March 27, 2008 in Business

Business in brief: Ad firm will pay to settle bias suit

The Spokesman-Review

A small Spokane advertising firm will pay a former employee $53,000 to settle a lawsuit claiming she was fired and replaced for being pregnant, the U.S. Equal Employment Opportunity Commission announced Wednesday.

Commission attorneys filed suit in federal court last year on behalf of Andreah Weitz, a worker at BHW1 who alleged her male manager replaced her with a less qualified freelance worker because of her pregnancy, according to a news release.

The settlement, finalized Tuesday, also calls for BHW1 managers to be trained about employment discrimination, said Bill Tamayo, a regional attorney for the commission.

Charged with enforcing federal employment discrimination laws, the commission sued seeking monetary damages after BHW1 denied Weitz’s initial claim for $50,000.

The commission late last year settled a separate case against Spokane manufacturing firm Cables Inc., Tamayo said.
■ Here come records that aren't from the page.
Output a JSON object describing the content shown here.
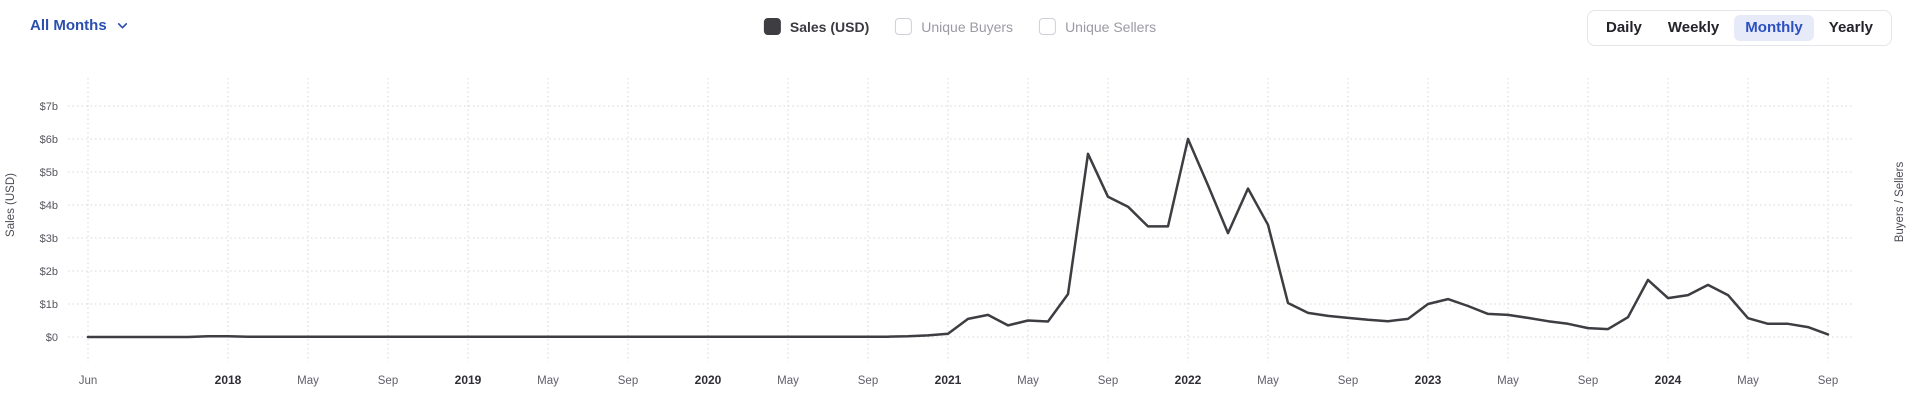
{
  "header": {
    "range_selector": {
      "label": "All Months"
    },
    "legend": [
      {
        "label": "Sales (USD)",
        "checked": true
      },
      {
        "label": "Unique Buyers",
        "checked": false
      },
      {
        "label": "Unique Sellers",
        "checked": false
      }
    ],
    "interval_buttons": [
      {
        "label": "Daily",
        "active": false
      },
      {
        "label": "Weekly",
        "active": false
      },
      {
        "label": "Monthly",
        "active": true
      },
      {
        "label": "Yearly",
        "active": false
      }
    ]
  },
  "colors": {
    "accent_blue": "#2b4fae",
    "active_button_bg": "#e7eaf8",
    "active_button_text": "#2b50c0",
    "line": "#3d3d42",
    "grid": "#d7d7db",
    "checked_checkbox": "#3d3d42"
  },
  "chart_data": {
    "type": "line",
    "title": "",
    "ylabel_left": "Sales (USD)",
    "ylabel_right": "Buyers / Sellers",
    "y_ticks": [
      "$0",
      "$1b",
      "$2b",
      "$3b",
      "$4b",
      "$5b",
      "$6b",
      "$7b"
    ],
    "ylim": [
      0,
      7.5
    ],
    "y_unit": "billions USD",
    "x_interval": "monthly",
    "x_first_month": "Jun 2017",
    "x_last_month": "Sep 2024",
    "x_ticks": [
      {
        "i": 0,
        "label": "Jun",
        "year": false
      },
      {
        "i": 7,
        "label": "2018",
        "year": true
      },
      {
        "i": 11,
        "label": "May",
        "year": false
      },
      {
        "i": 15,
        "label": "Sep",
        "year": false
      },
      {
        "i": 19,
        "label": "2019",
        "year": true
      },
      {
        "i": 23,
        "label": "May",
        "year": false
      },
      {
        "i": 27,
        "label": "Sep",
        "year": false
      },
      {
        "i": 31,
        "label": "2020",
        "year": true
      },
      {
        "i": 35,
        "label": "May",
        "year": false
      },
      {
        "i": 39,
        "label": "Sep",
        "year": false
      },
      {
        "i": 43,
        "label": "2021",
        "year": true
      },
      {
        "i": 47,
        "label": "May",
        "year": false
      },
      {
        "i": 51,
        "label": "Sep",
        "year": false
      },
      {
        "i": 55,
        "label": "2022",
        "year": true
      },
      {
        "i": 59,
        "label": "May",
        "year": false
      },
      {
        "i": 63,
        "label": "Sep",
        "year": false
      },
      {
        "i": 67,
        "label": "2023",
        "year": true
      },
      {
        "i": 71,
        "label": "May",
        "year": false
      },
      {
        "i": 75,
        "label": "Sep",
        "year": false
      },
      {
        "i": 79,
        "label": "2024",
        "year": true
      },
      {
        "i": 83,
        "label": "May",
        "year": false
      },
      {
        "i": 87,
        "label": "Sep",
        "year": false
      }
    ],
    "series": [
      {
        "name": "Sales (USD)",
        "color": "#3d3d42",
        "values": [
          0,
          0,
          0,
          0,
          0,
          0,
          0.02,
          0.02,
          0.01,
          0.01,
          0.01,
          0.01,
          0.01,
          0.01,
          0.01,
          0.01,
          0.01,
          0.01,
          0.01,
          0.01,
          0.01,
          0.01,
          0.01,
          0.01,
          0.01,
          0.01,
          0.01,
          0.01,
          0.01,
          0.01,
          0.01,
          0.01,
          0.01,
          0.01,
          0.01,
          0.01,
          0.01,
          0.01,
          0.01,
          0.01,
          0.01,
          0.02,
          0.05,
          0.1,
          0.55,
          0.67,
          0.35,
          0.5,
          0.47,
          1.3,
          5.55,
          4.25,
          3.95,
          3.35,
          3.35,
          6.0,
          4.6,
          3.15,
          4.5,
          3.4,
          1.03,
          0.73,
          0.64,
          0.58,
          0.52,
          0.48,
          0.55,
          1.0,
          1.15,
          0.94,
          0.7,
          0.67,
          0.58,
          0.48,
          0.4,
          0.27,
          0.24,
          0.6,
          1.73,
          1.18,
          1.27,
          1.58,
          1.27,
          0.57,
          0.4,
          0.4,
          0.3,
          0.08
        ]
      }
    ]
  }
}
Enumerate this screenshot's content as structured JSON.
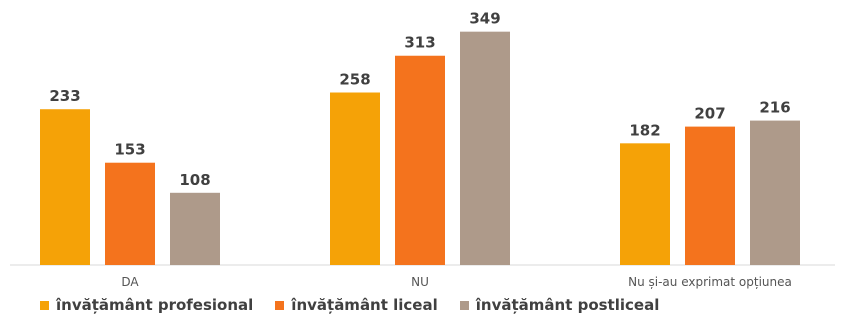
{
  "chart_data": {
    "type": "bar",
    "categories": [
      "DA",
      "NU",
      "Nu și-au exprimat opțiunea"
    ],
    "series": [
      {
        "name": "învățământ profesional",
        "color": "#F5A207",
        "values": [
          233,
          258,
          182
        ]
      },
      {
        "name": "învățământ liceal",
        "color": "#F4731D",
        "values": [
          153,
          313,
          207
        ]
      },
      {
        "name": "învățământ postliceal",
        "color": "#AE9A8A",
        "values": [
          108,
          349,
          216
        ]
      }
    ],
    "ylim": [
      0,
      350
    ],
    "grid": false,
    "legend_position": "bottom",
    "data_labels": true
  }
}
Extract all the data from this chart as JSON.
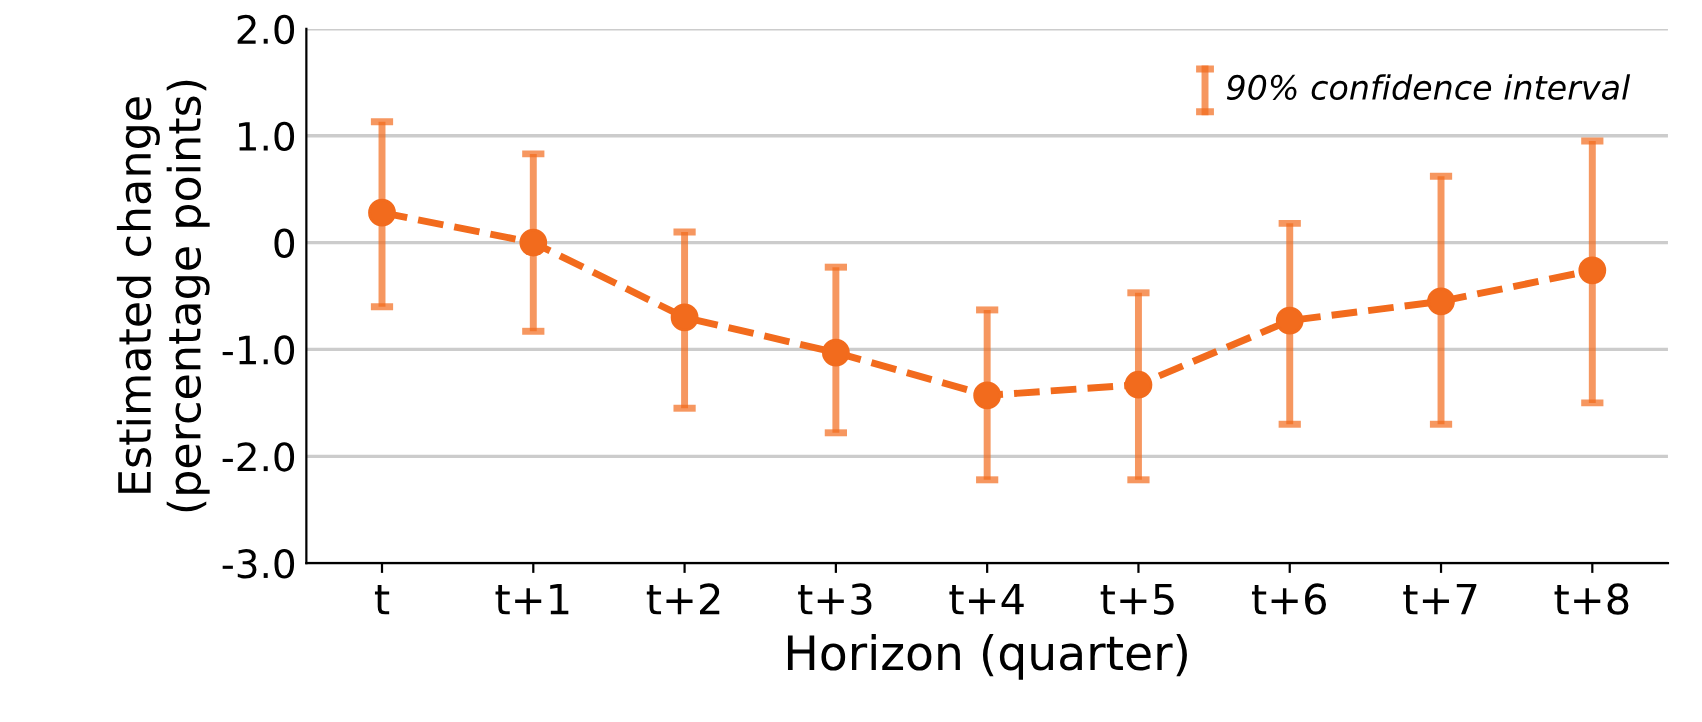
{
  "chart_data": {
    "type": "line",
    "xlabel": "Horizon (quarter)",
    "ylabel": "Estimated change\n(percentage points)",
    "categories": [
      "t",
      "t+1",
      "t+2",
      "t+3",
      "t+4",
      "t+5",
      "t+6",
      "t+7",
      "t+8"
    ],
    "series": [
      {
        "color": "#f26b1d",
        "values": [
          0.28,
          0.0,
          -0.7,
          -1.03,
          -1.43,
          -1.33,
          -0.73,
          -0.55,
          -0.26
        ],
        "errors": [
          [
            -0.6,
            1.13
          ],
          [
            -0.83,
            0.83
          ],
          [
            -1.55,
            0.1
          ],
          [
            -1.78,
            -0.23
          ],
          [
            -2.22,
            -0.63
          ],
          [
            -2.22,
            -0.47
          ],
          [
            -1.7,
            0.18
          ],
          [
            -1.7,
            0.62
          ],
          [
            -1.5,
            0.95
          ]
        ]
      }
    ],
    "ylim": [
      -3.0,
      2.0
    ],
    "yticks": [
      {
        "value": -3,
        "label": "-3.0"
      },
      {
        "value": -2,
        "label": "-2.0"
      },
      {
        "value": -1,
        "label": "-1.0"
      },
      0,
      {
        "value": 1,
        "label": "1.0"
      },
      {
        "value": 2,
        "label": "2.0"
      }
    ],
    "grid": "y",
    "marker": "circle",
    "line_style": "dashed",
    "annotations": [
      "90% confidence interval"
    ]
  }
}
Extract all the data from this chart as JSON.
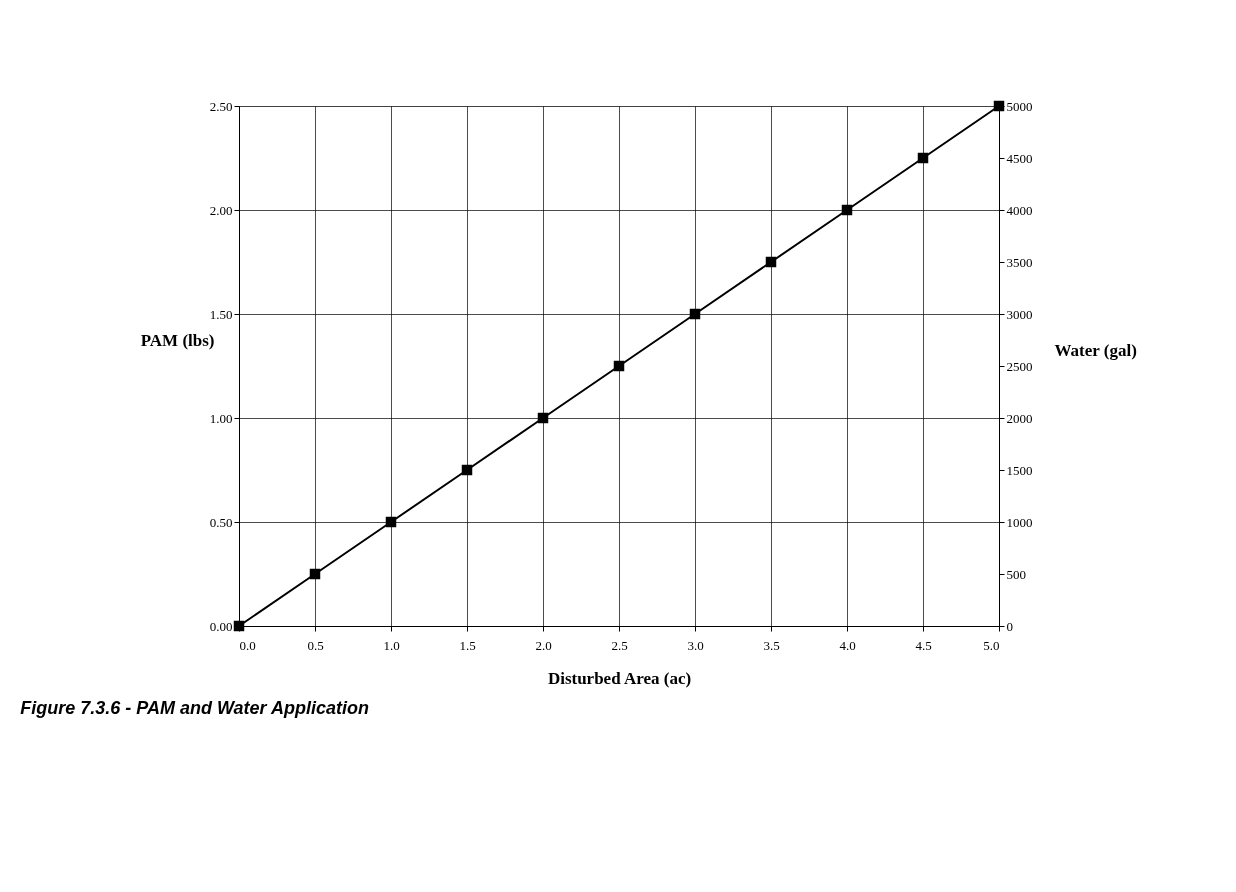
{
  "chart_data": {
    "type": "line",
    "xlabel": "Disturbed Area (ac)",
    "ylabel": "PAM (lbs)",
    "y2label": "Water (gal)",
    "x": [
      0,
      0.5,
      1,
      1.5,
      2,
      2.5,
      3,
      3.5,
      4,
      4.5,
      5
    ],
    "series": [
      {
        "color": "#000000",
        "values": [
          0,
          0.25,
          0.5,
          0.75,
          1,
          1.25,
          1.5,
          1.75,
          2,
          2.25,
          2.5
        ]
      }
    ],
    "xlim": [
      0,
      5
    ],
    "xticks": [
      {
        "value": 0,
        "label": "0.0"
      },
      {
        "value": 0.5,
        "label": "0.5"
      },
      {
        "value": 1,
        "label": "1.0"
      },
      {
        "value": 1.5,
        "label": "1.5"
      },
      {
        "value": 2,
        "label": "2.0"
      },
      {
        "value": 2.5,
        "label": "2.5"
      },
      {
        "value": 3,
        "label": "3.0"
      },
      {
        "value": 3.5,
        "label": "3.5"
      },
      {
        "value": 4,
        "label": "4.0"
      },
      {
        "value": 4.5,
        "label": "4.5"
      },
      {
        "value": 5,
        "label": "5.0"
      }
    ],
    "ylim": [
      0,
      2.5
    ],
    "yticks": [
      {
        "value": 0,
        "label": "0.00"
      },
      {
        "value": 0.5,
        "label": "0.50"
      },
      {
        "value": 1,
        "label": "1.00"
      },
      {
        "value": 1.5,
        "label": "1.50"
      },
      {
        "value": 2,
        "label": "2.00"
      },
      {
        "value": 2.5,
        "label": "2.50"
      }
    ],
    "y2lim": [
      0,
      5000
    ],
    "y2ticks": [
      0,
      500,
      1000,
      1500,
      2000,
      2500,
      3000,
      3500,
      4000,
      4500,
      5000
    ],
    "grid": true,
    "marker": "square",
    "line_style": "solid",
    "annotations": [
      "Figure 7.3.6 - PAM and Water Application"
    ]
  }
}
That case also alleged employer discrimination over firing of a pregnant employee.

– Parker Howell

Washington 31st in economic study

Washington state ranked 31st in a new study that looks at economic competitiveness and state economic development policies.

Produced through the American Legislative Exchange Council, the new report was authored by economist Arthur Laffer and Wall Street Journal writer Stephen Moore.

Washington’s overall score was affected by its relatively high sales tax system, recently enacted tax increases, inheritance tax, forced unionism, and the highest minimum wage of any state in the country.

Its business-climate advantages, the report said, included the absence of personal income tax and low worker’s compensation costs.

Idaho ranked ninth in the survey. Utah ranked first, Vermont was 50th.

The complete book that includes the rankings and methods used is online at; each state can be downloaded individually.

Tom Sowa


Boeing protest contested

Northrop Grumman Corp. filed a motion Wednesday to dismiss the bulk of Boeing Co.’s protest of a $35 billion Air Force contract awarded to Northrop and European Aeronautic Defence and Space Co.

Los Angeles-based Northrop asked the Government Accountability Office to dismiss significant chunks of what it called Boeing’s “PR-plated” protest, which was filed on March 11.

The GAO has 100 days from that date to issue a decision. Northrop’s request is not expected to delay that process.

In a statement, Northrop said it wants to “clear the air and afford the GAO the opportunity to do its job without distraction.”

Northrop argues in its filing that many of Boeing’s claims to the GAO come too late. Northrop says Boeing should have raised these concerns with the Air Force before submitting its final tanker proposal.